The Government notes that the Office of the Attorney General of the Commonwealth of the Northern Mariana Islands filed the present motion solely on behalf of employee Dolores M. Aldan, presumably because she acted in her official capacity and her interests may conflict with those of the other witnesses. To the Government’s knowledge, no counsel has entered an appearance on behalf of the other witnesses. Because the Attorney General filed the initial motion to extend in the name of the C.N.M.I., presumably on behalf of all subpoenaed witnesses, the Government relies upon the Attorney General as the only known counsel of record for service of this response on the remaining witnesses, in accord with Fed. R. Crim. P. 49(b), and Fed. R. Civ. P. 5(b)(1).

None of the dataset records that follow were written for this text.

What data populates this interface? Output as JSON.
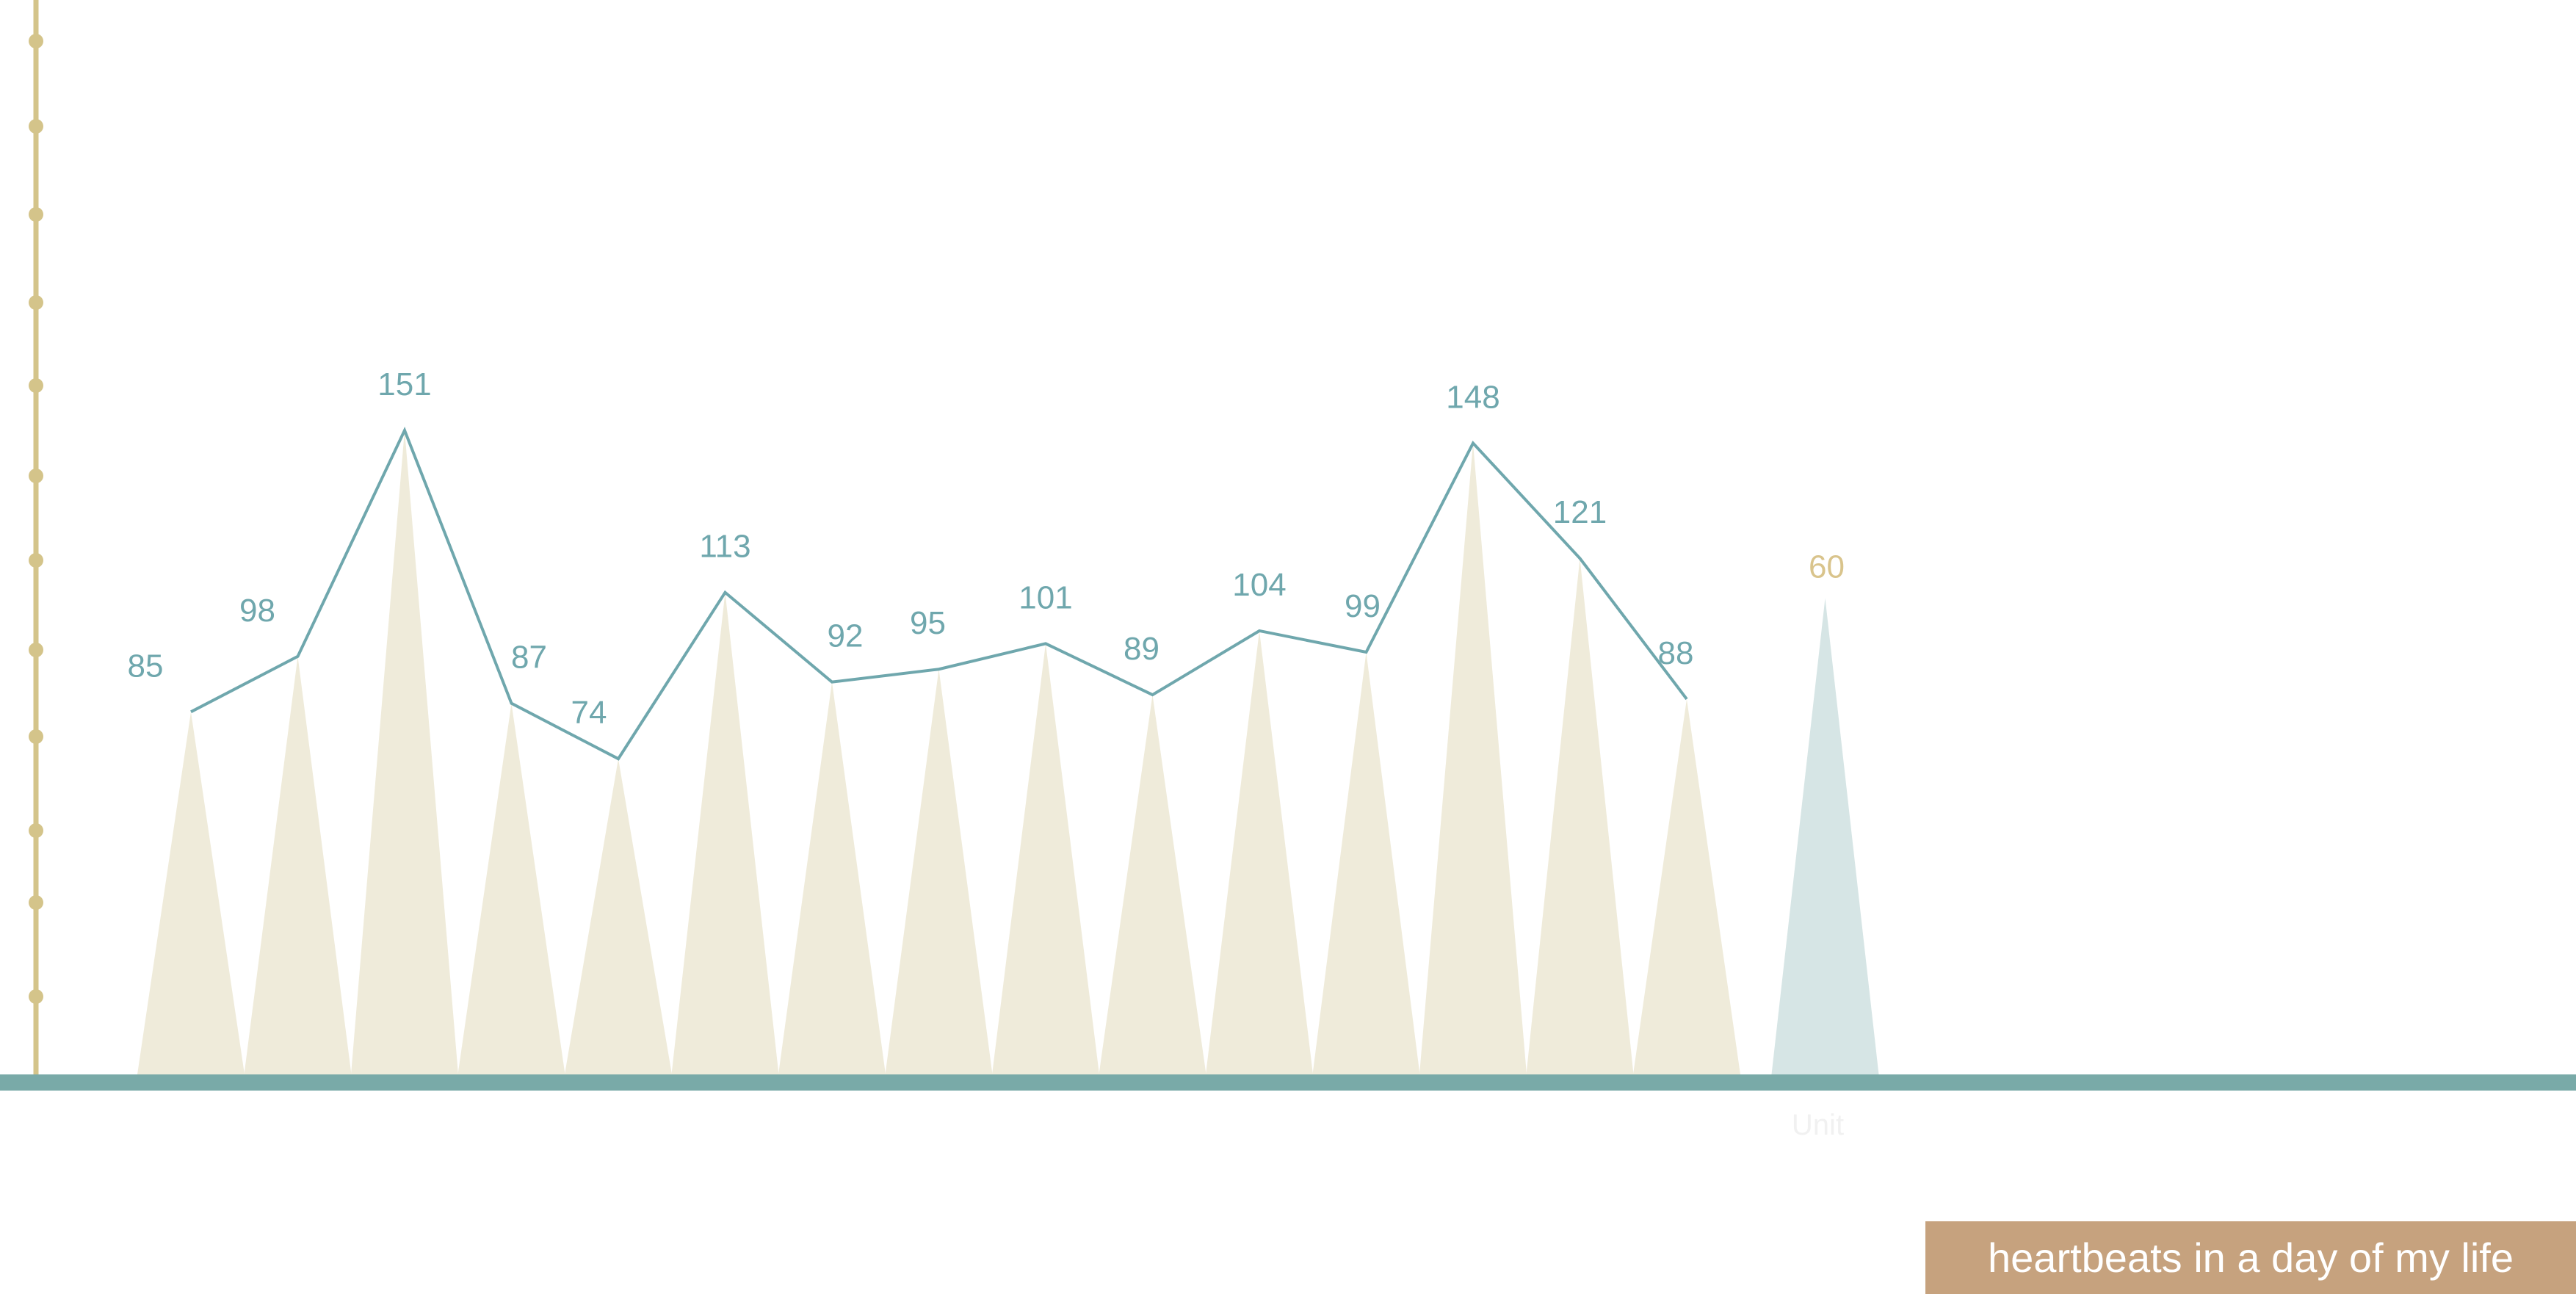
{
  "colors": {
    "axis_line": "#d4c48a",
    "baseline": "#79aaa8",
    "series_line": "#6fa7ad",
    "bar_fill": "#efebda",
    "average_bar_fill": "#d6e5e5",
    "value_label": "#6fa7ad",
    "average_label": "#d9c48c",
    "caption_bg": "#c6a27e",
    "caption_text": "#ffffff"
  },
  "caption": "heartbeats in a day of my life",
  "chart_data": {
    "type": "bar",
    "series": [
      {
        "values": [
          85,
          98,
          151,
          87,
          74,
          113,
          92,
          95,
          101,
          89,
          104,
          99,
          148,
          121,
          88
        ]
      }
    ],
    "average": {
      "value": 60,
      "label": "Unit"
    },
    "overlay_line": true,
    "ylim": [
      0,
      230
    ],
    "title": "",
    "xlabel": "",
    "ylabel": ""
  }
}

The evidentiary hearing now set for February 17, 2010 is an acceptable use of this power as it is necessary and appropriate in aid of the Court’s jurisdiction, specifically its authority to detain persons charged with federal crimes and to prevent unauthorized contacts with those detainees.
The purpose of the evidentiary hearing is to discover and record the existence, or non-existence, of prejudice to the Government’s case. It will also serve to disclose and record the existence, or non-existence, of prejudice to defendant Cheng’s due process and/or civil rights. In short, it will either provide a clean record upon which the prosecution of Cheng may proceed without obstacle, or it will provide a basis for motions or actions brought by Cheng. As of the date of this filing, there is no evidence on the record – only unsupported assertions of counsel. There is no testimony, no sworn statements, no physical evidence. The Government believes an evidentiary hearing is an appropriately cautious measure to make such a record.

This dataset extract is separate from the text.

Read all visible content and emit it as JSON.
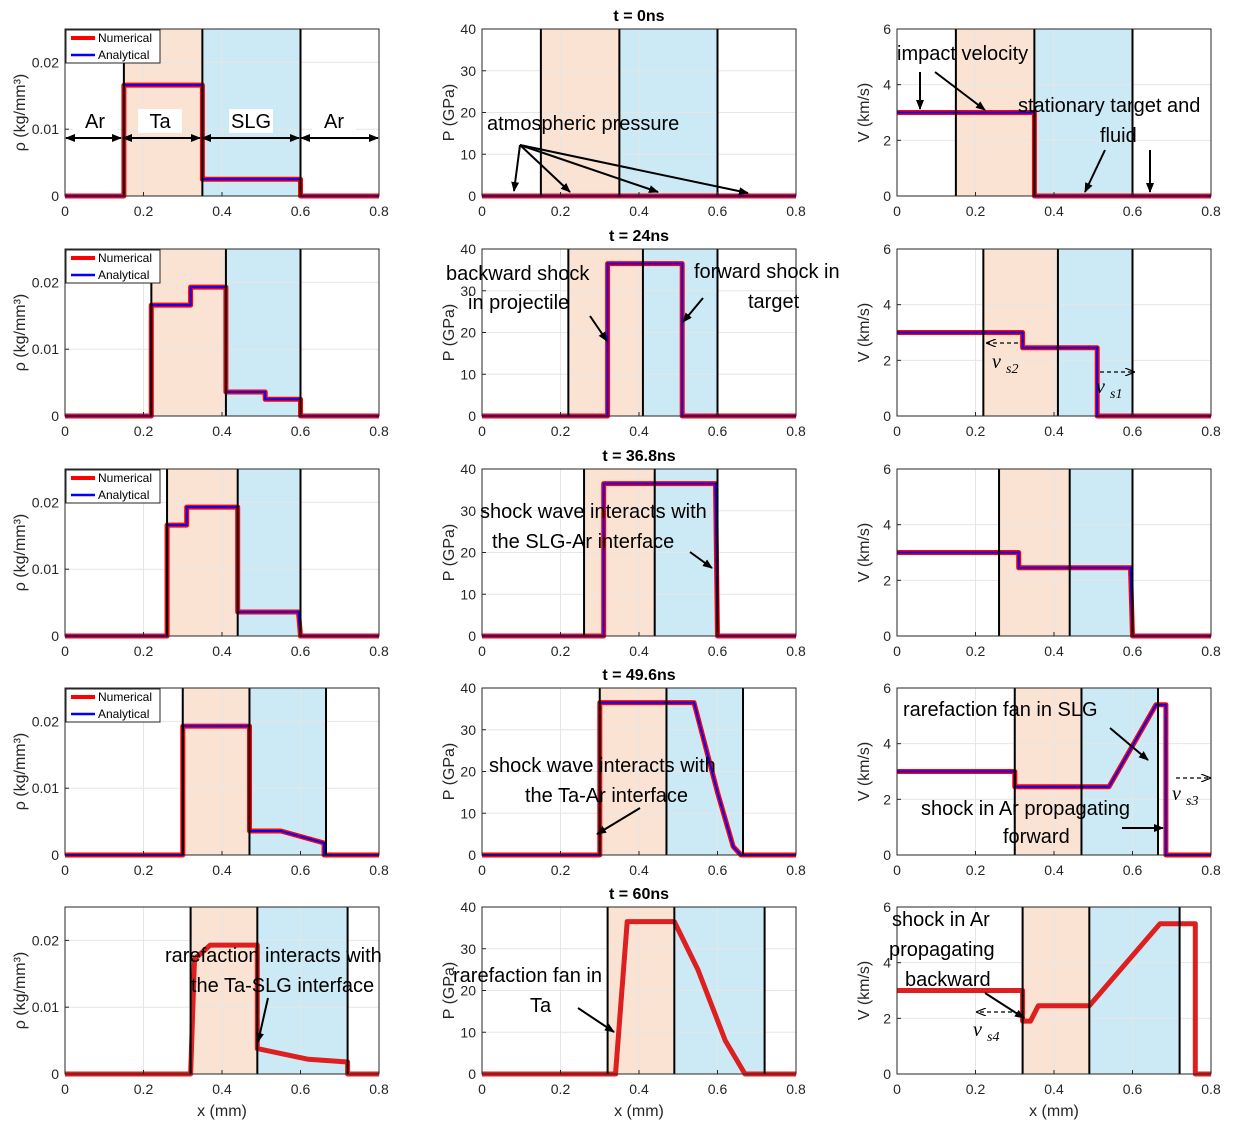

Granted, information revealed during the evidentiary hearing may conceivably prompt the Court, the Government, or an interested third-party, to initiate contempt proceedings. Such proceedings may be criminal in nature, to vindicate disobedience to the Court’s lawful order, or civil, to compel obedience to its orders going forward. In either case, witness Aldan’s concerns regarding judicial involvement in a criminal investigation are not relevant. Indeed, in contempt proceedings it is the judiciary that requests appointment of government attorneys (or outside counsel if the interests of justice require) to prosecute in aid of enforcing judicial orders. Fed. R. Crim. P. 42(a)(2). Nor do protections afforded by a grand jury necessarily apply to contempt proceedings. United States v. Marthaler, 571 F.2d 1104, 1105 (9th Cir. 1978). Importantly, however, in either an evidentiary hearing or a contempt proceeding, the witnesses will have the Fifth Amendment’s protection against self incrimination.
The response requests that the motion to vacate the evidentiary hearing and quash subpoenas be denied.
I assume that the Court could, and hopefully will, find those involved in removing a prisoner against the Court's order of jailing the prisoner without bail, in contempt. If the incident is determined to have violated federal law, hopefully criminal charges will be brought to hold those involved accountable, and to set an example to the community that laws are meant to be followed. To date no apology or statement of acceptance that the incident was a breach of public trust or abuse of office has been issued.
One of the arresting officers who asked not to be identified, said Qingmei Cheng, the 28-year-old masseuse at YuYu Spa, was booked for solicitation of customers sometime between March and June 2009.
The source said Cheng was ordered released even before she could be brought to the police station for questioning.
“It’s frustrating for politics to come into [our line of work]. One phone call and she was released even before she could be interviewed by an investigator. We were told she was going to massage the governor,” the source said.
Cheng’s arrest for solicitation should have been recorded by the Department of Corrections but the source said he wouldn’t be surprised if the incident was expunged from official documents.The comments made by Commissioner Aldan to the Saipan Tribune yesterday indicate that she may not be capable of making sound decisions regarding the operations of the jail. The fact that her husband is given furlough is questionable. I am surprised that the AG didn't ask her to remain silent. Her remarks and flippant attitude appear to have only damaged her further.